You’re a prolific blogger for Ann Arbor District Library. What do you write about and why?
I think a lot about when librarians should create content and when they should facilitate creation by others.
It took me a long time to start writing for AADL’s PULP blog – I had always written but I was asking myself, what does it mean to represent a library in this public space?
I revisit these questions every time I write for PULP – most recently, when I decided to attend Hillary Clinton’s recent appearance at the Hill Auditorium. She’s such a controversial figure, and irrespective of my thoughts, it’s important that the library blog is a space which does not exclude any member of the community.
Ann Arbor may look reasonably homogenous but in fact there are a huge range of opinions, some unvoiced, as with any community. It’s among the highest values of the public library that its space are for everyone. How do you address that when you’re reporting on an event as a writer?
How I approach the issue is this: I had the opportunity to experience an event, and to share that experience with the community – just as I might share items from our collection or programming opportunities with the community.
PULP encourages me to go into new spaces, new cultures, new experiences. After years of work and parenting, the blog lets me peek my head out and do these new things. Some of these are in Ann Arbor and some are in Ypsilanti.

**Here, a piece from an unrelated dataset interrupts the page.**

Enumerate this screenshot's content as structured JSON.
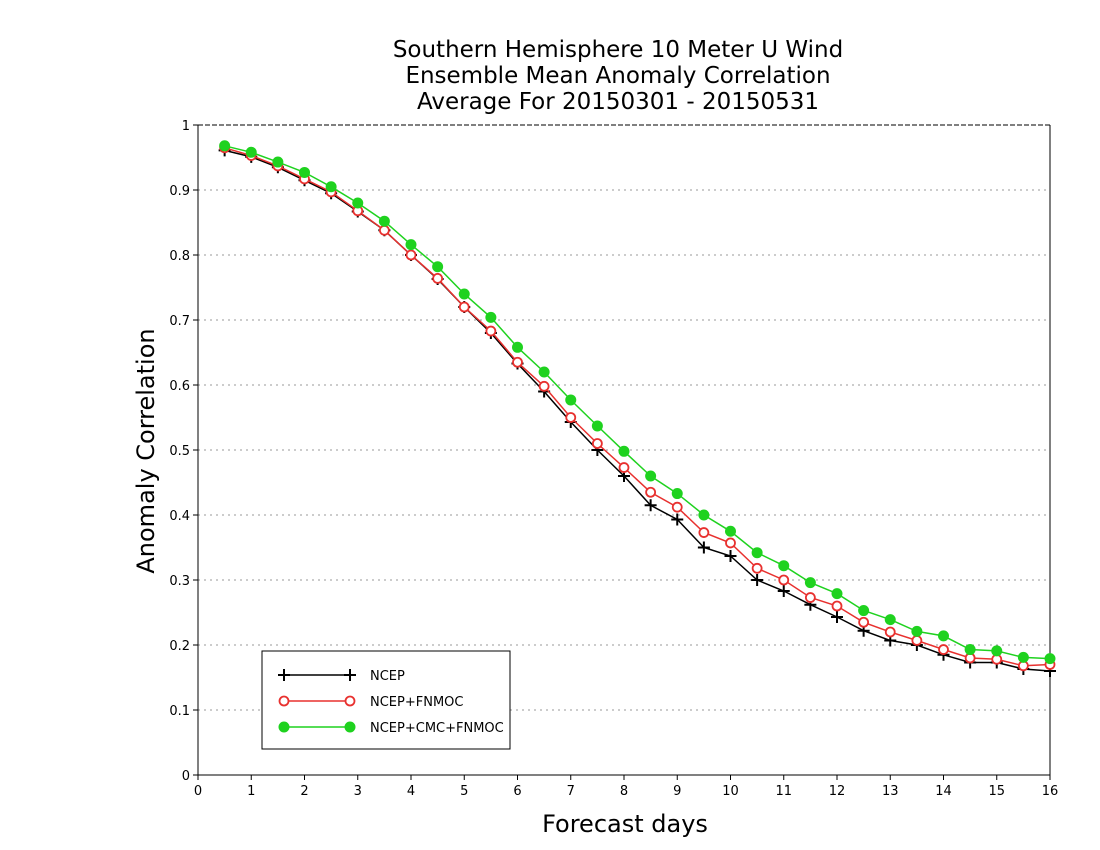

There’s a healthy arts ecosystem in Ann Arbor and Ypsi, but each organisation and event and community has its own specific culture. The border between Ypsilanti and Ann Arbor can be blurred sometimes, but Ypsi is BIG – and it doesn’t just consist of the sort of places Ann Arbor folk will visit.
It’s interesting to watch these communities change. Ypsi has pressure not just to be a mini Ann Arbor, or a satellite town. After all, it’s a university town in its own right, with a distinctive history and culture. It doesn’t need to always be looking over its shoulder at Ann Arbor, although sometimes we do that anyhow.